Abstract

Machining feature recognition is a key task in the intelligent analysis of 3D CAD models as it represents a bridge between a part design and the manufacturing processes required for manufacture and can, therefore, increase automation in the manufacturing process. As 3D model files do not naturally conform to the fixed size necessary as the input to most varieties of neural network, most existing solutions for machining feature recognition rely on either transforming CAD models into a fixed shape representation, accepting some loss of information in the process, or employ rigid rules-based feature extraction techniques prior to applying any learning-based algorithm, resulting in solutions which may display high performance for specific applications but which lack in the flexibility provided by a purely learning-based approach.
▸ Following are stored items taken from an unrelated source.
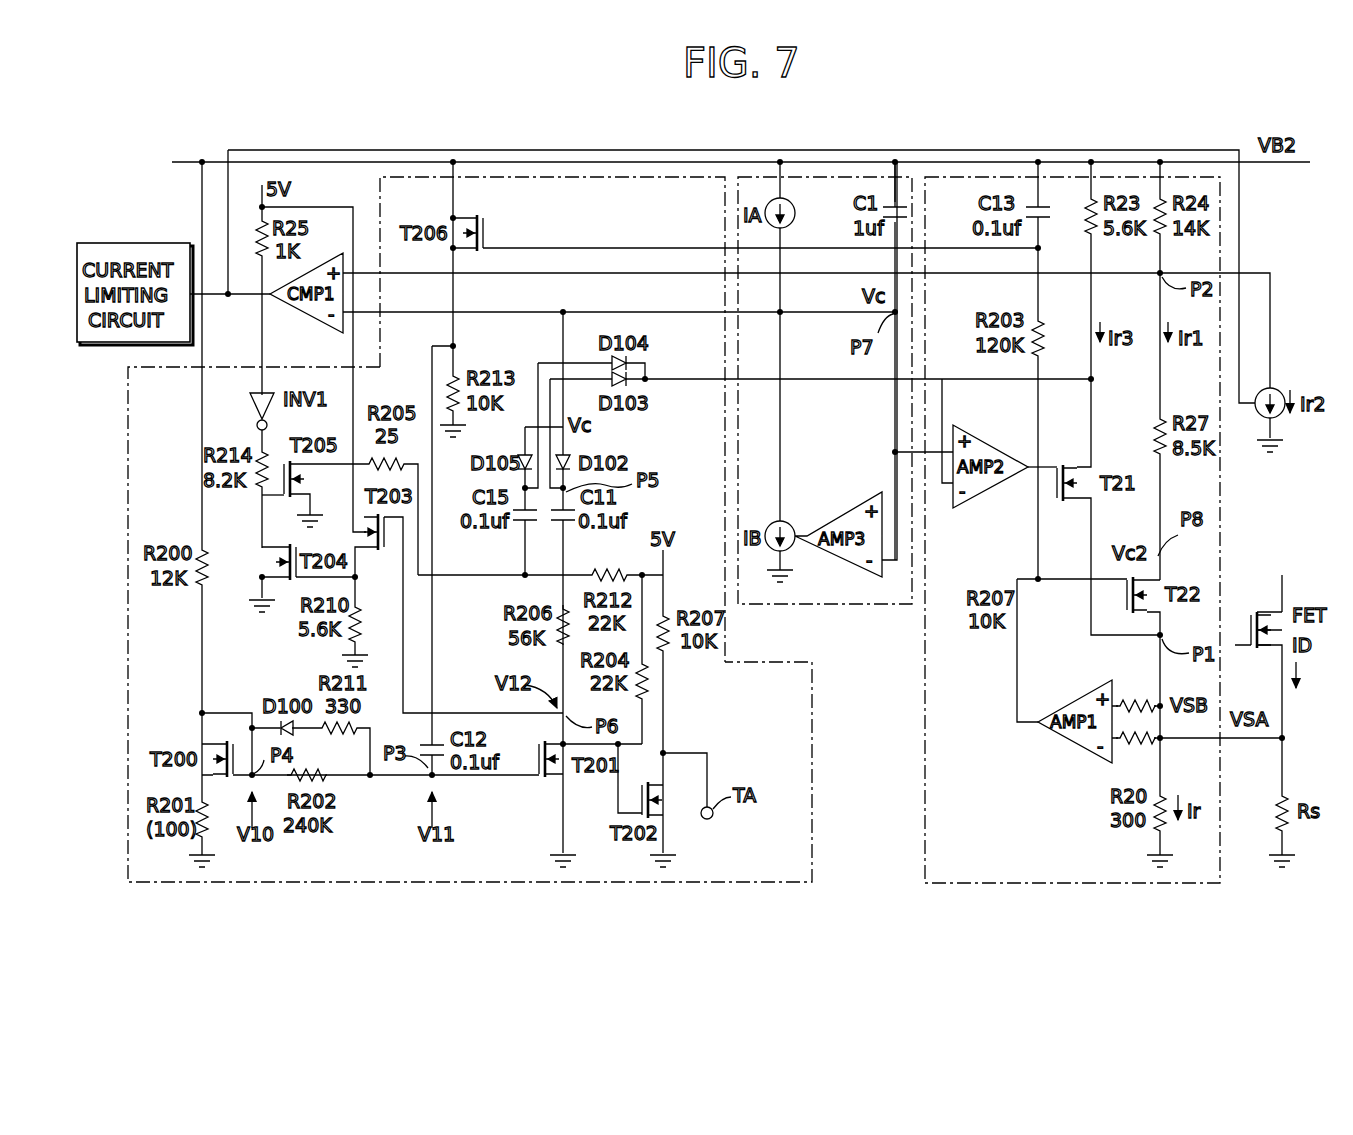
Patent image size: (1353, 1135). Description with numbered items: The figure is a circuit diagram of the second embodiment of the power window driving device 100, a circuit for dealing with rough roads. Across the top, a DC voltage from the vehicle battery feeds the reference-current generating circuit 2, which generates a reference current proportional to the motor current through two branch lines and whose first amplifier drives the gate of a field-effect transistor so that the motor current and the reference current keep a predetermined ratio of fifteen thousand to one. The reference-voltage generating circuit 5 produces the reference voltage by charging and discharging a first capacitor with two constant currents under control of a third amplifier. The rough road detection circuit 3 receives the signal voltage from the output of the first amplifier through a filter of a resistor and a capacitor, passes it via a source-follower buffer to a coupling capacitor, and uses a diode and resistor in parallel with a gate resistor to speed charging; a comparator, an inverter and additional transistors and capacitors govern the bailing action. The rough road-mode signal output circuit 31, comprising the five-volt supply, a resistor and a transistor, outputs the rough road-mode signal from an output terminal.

The power window driving device 100 is at (605, 138).
The rough road detection circuit 3 is at (522, 176).
The reference-voltage generating circuit 5 is at (820, 176).
The reference-current generating circuit 2 is at (979, 176).
The rough road-mode signal output circuit 31 is at (636, 858).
In this paper, we present a novel machining feature recognition model, which is capable of interpreting the data present in a STEP (standard for the exchange of product data) file using purely learning-based algorithms, with no need for human input. Our model builds on the basic framework for feature extraction from STEP file data proposed in Miles et al. (2022), with the design of a decoder network capable of using extracted features to perform the complex task of machining feature recognition. Model performance is evaluated based on accuracy at the task of identifying 24 classes of machining feature in CAD models containing between two and ten intersecting features. Results demonstrate that our solution achieves comparable performance with existing solutions when given data similar to that used during training and significantly increased robustness when compared to existing solutions when presented with CAD models which vary from those seen during training and contain small features.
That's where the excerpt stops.